NEFA Dynamics in Adults With Severe Obesity and Insulin Resistance: No Coupling to the rs9939609 FTO Risk Allele.

Abstract

The FTO gene is highly expressed in adipose tissues; however, whether nonesterified fatty acids (NEFA) dynamics are impacted by FTO has not been rigorously tested for in a uniformly obese study population comprising both sexes. To test for associations of the rs9939609 FTO risk allele with NEFA suppression. We investigated 97 subjects with severe obesity but without diabetes, having genotype TT (n = 32), AT (n = 31), or AA (n = 34) in a cross-sectional observation study. NEFA suppression was assessed from a low-dose hyperinsulinemic euglycemic clamp with glucose-tracer as well as from the response to a standardized meal. Insulin sensitivity was assessed by hepatic and total insulin sensitivity measurements in the clamp and by the Matsuda index during the meal. Variables of possible importance for NEFA dynamics were primarily assessed by linear regression. No genotype associations with fasting or suppressed NEFA were found, whether in the clamp or meal situation (P > .7 for all comparisons). Independent of genotype, higher fasting concentrations of NEFA and larger NEFA suppression were found in female compared with male subjects.

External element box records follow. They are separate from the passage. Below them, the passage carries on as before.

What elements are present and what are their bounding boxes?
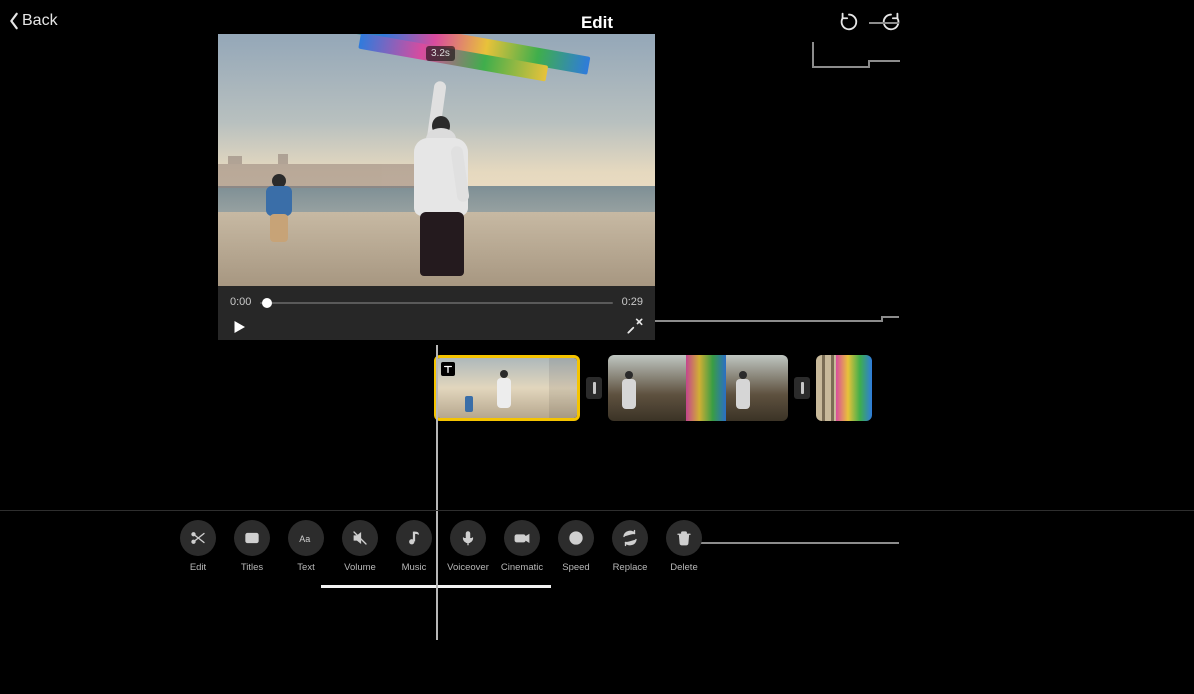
callout-line <box>869 22 899 24</box>
timeline-clip[interactable] <box>608 355 788 421</box>
tool-label: Edit <box>190 562 206 573</box>
tool-label: Volume <box>344 562 376 573</box>
tool-label: Replace <box>613 562 648 573</box>
callout-line <box>653 320 883 322</box>
preview-person-child <box>260 174 300 252</box>
preview-person-adult <box>396 76 486 276</box>
tool-label: Speed <box>562 562 589 573</box>
undo-icon <box>838 10 860 32</box>
play-button[interactable] <box>230 318 248 341</box>
clip-duration-badge: 3.2s <box>426 46 455 61</box>
tool-volume[interactable]: Volume <box>342 520 378 573</box>
tool-cinematic[interactable]: Cinematic <box>504 520 540 573</box>
timeline-clip[interactable] <box>816 355 872 421</box>
speedometer-icon <box>567 529 585 547</box>
undo-button[interactable] <box>838 10 860 37</box>
tool-text[interactable]: Aa Text <box>288 520 324 573</box>
redo-icon <box>880 10 902 32</box>
time-current: 0:00 <box>230 296 251 308</box>
svg-text:Aa: Aa <box>299 534 310 544</box>
text-icon: Aa <box>297 529 315 547</box>
transition-button[interactable] <box>794 377 810 399</box>
titles-icon <box>243 529 261 547</box>
camera-icon <box>513 529 531 547</box>
preview-buildings <box>218 164 418 188</box>
transition-button[interactable] <box>586 377 602 399</box>
scrubber-bar: 0:00 0:29 <box>218 286 655 340</box>
tool-titles[interactable]: Titles <box>234 520 270 573</box>
tool-replace[interactable]: Replace <box>612 520 648 573</box>
callout-line <box>881 316 883 322</box>
tool-delete[interactable]: Delete <box>666 520 702 573</box>
scissors-icon <box>189 529 207 547</box>
callout-line <box>812 66 870 68</box>
expand-icon <box>625 316 645 336</box>
volume-mute-icon <box>351 529 369 547</box>
timeline-clip-selected[interactable] <box>434 355 580 421</box>
tool-label: Cinematic <box>501 562 543 573</box>
tool-label: Voiceover <box>447 562 489 573</box>
tool-edit[interactable]: Edit <box>180 520 216 573</box>
preview-frame[interactable]: 3.2s <box>218 34 655 286</box>
trash-icon <box>675 529 693 547</box>
time-total: 0:29 <box>622 296 643 308</box>
tool-label: Text <box>297 562 314 573</box>
tool-label: Music <box>402 562 427 573</box>
scrubber-track[interactable] <box>260 302 613 304</box>
title-badge-icon <box>441 362 455 376</box>
play-icon <box>230 318 248 336</box>
divider <box>0 510 1194 511</box>
page-title: Edit <box>0 13 1194 33</box>
tool-voiceover[interactable]: Voiceover <box>450 520 486 573</box>
music-note-icon <box>405 529 423 547</box>
microphone-icon <box>459 529 477 547</box>
callout-line <box>812 42 814 68</box>
tool-music[interactable]: Music <box>396 520 432 573</box>
tool-label: Titles <box>241 562 263 573</box>
timeline[interactable] <box>0 355 1194 421</box>
edit-toolbar: Edit Titles Aa Text Volume Music Voiceov… <box>0 520 1194 573</box>
timeline-playhead[interactable] <box>436 345 438 640</box>
video-viewer: 3.2s 0:00 0:29 <box>218 34 655 340</box>
tool-label: Delete <box>670 562 697 573</box>
scrubber-playhead[interactable] <box>262 298 272 308</box>
callout-line <box>881 316 899 318</box>
fullscreen-button[interactable] <box>625 316 645 341</box>
replace-icon <box>621 529 639 547</box>
callout-line <box>868 60 870 68</box>
callout-line <box>868 60 900 62</box>
tool-speed[interactable]: Speed <box>558 520 594 573</box>
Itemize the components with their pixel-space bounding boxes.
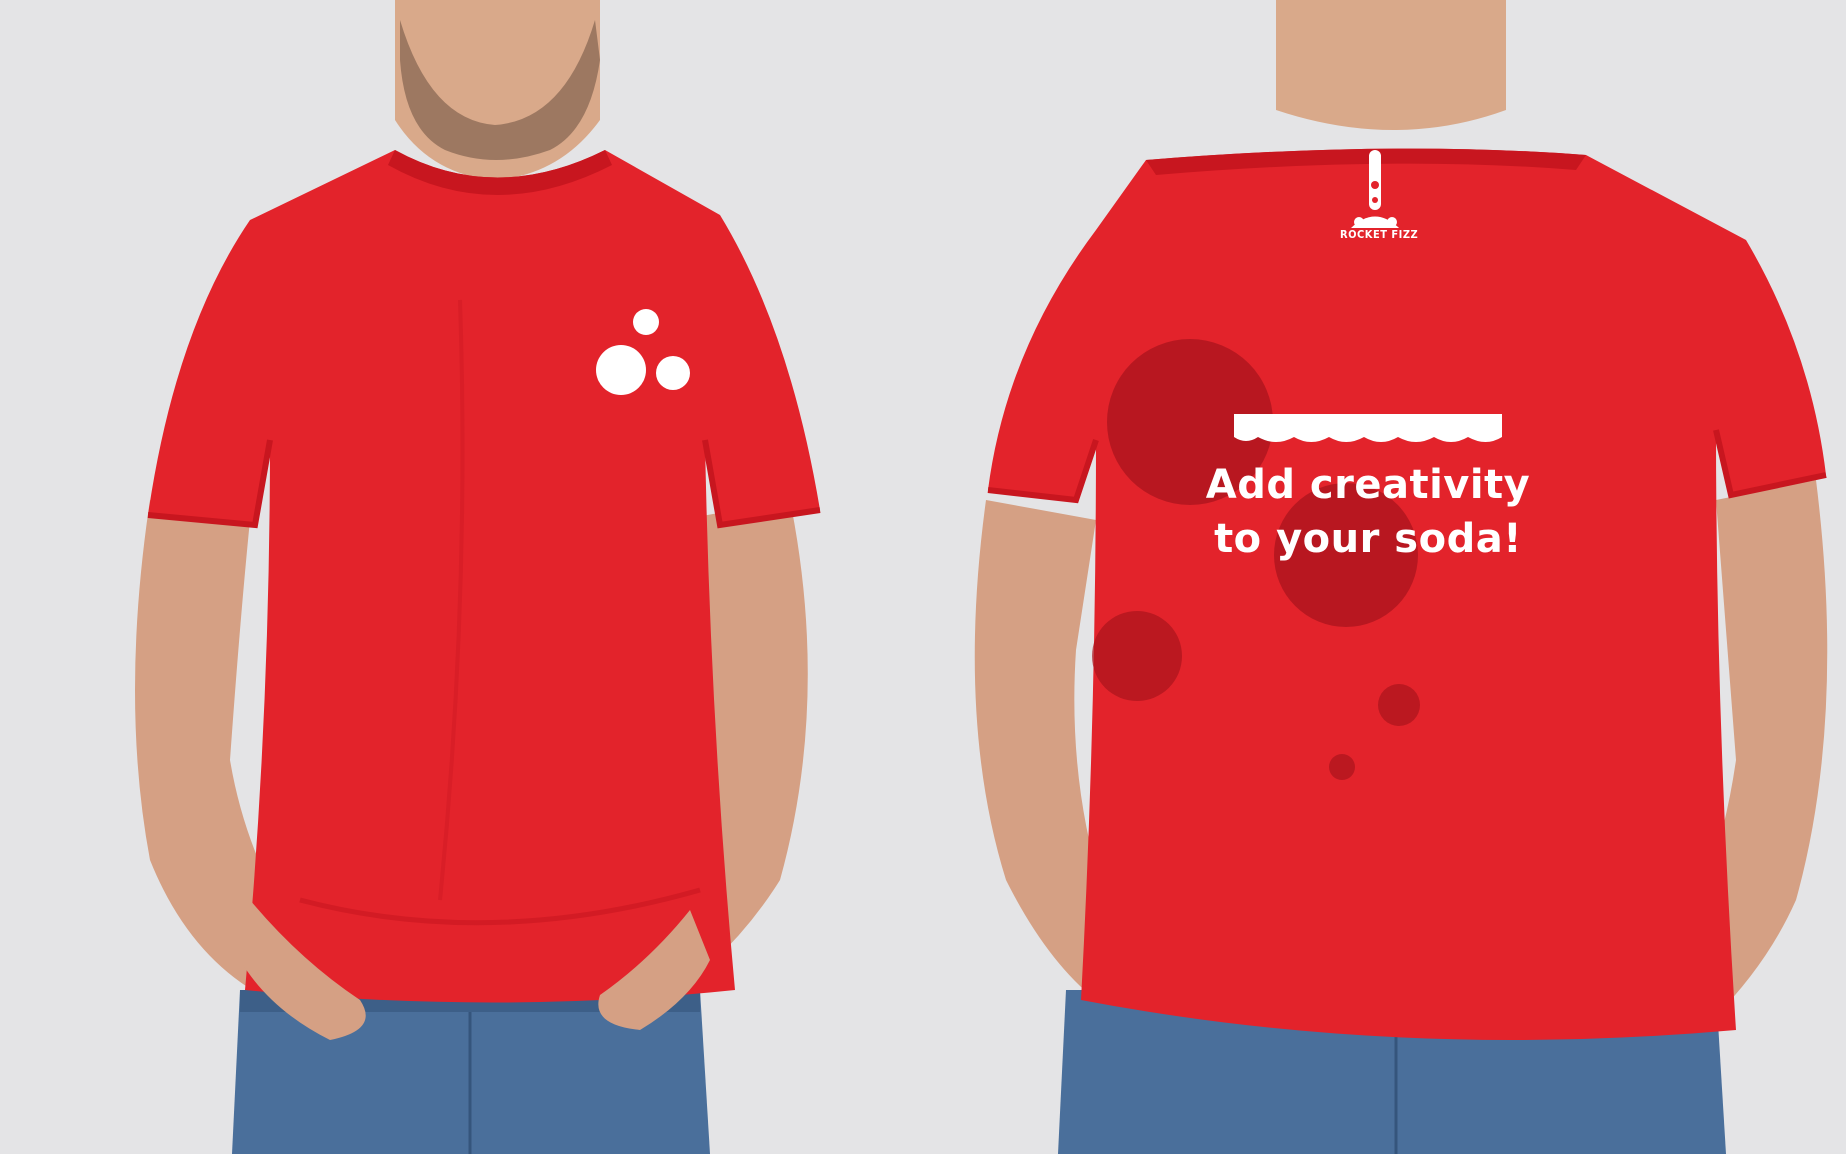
- front-model-illustration: [135, 0, 821, 1154]
- front-view-figure: [0, 0, 900, 1154]
- back-bubble-icon: [1329, 754, 1355, 780]
- back-view-figure: ROCKET FIZZ Add creativity to your soda!: [946, 0, 1846, 1154]
- slogan: Add creativity to your soda!: [1198, 458, 1538, 566]
- slogan-line-2: to your soda!: [1214, 516, 1522, 562]
- wave-bar-graphic: [1234, 414, 1502, 442]
- back-bubble-icon: [1378, 684, 1420, 726]
- slogan-line-1: Add creativity: [1205, 462, 1531, 508]
- large-bubble-icon: [596, 345, 646, 395]
- mockup-stage: ROCKET FIZZ Add creativity to your soda!: [0, 0, 1846, 1154]
- small-bubble-icon: [633, 309, 659, 335]
- medium-bubble-icon: [656, 356, 690, 390]
- back-bubble-icon: [1092, 611, 1182, 701]
- logo-text: ROCKET FIZZ: [1340, 228, 1419, 241]
- back-model-illustration: [974, 0, 1828, 1154]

Fasting NEFA or degree of suppression were not associated with total fat mass or body mass index. The respiratory quotient was negatively associated with NEFA suppression. In a gender-mixed adult population of obese individuals, an FTO obesity-risk allele did not affect fasting NEFA nor suppression thereof. These negative results on NEFA dynamics appear strengthened by the documentation of gender influence and associations with parameters reflective of insulin resistance.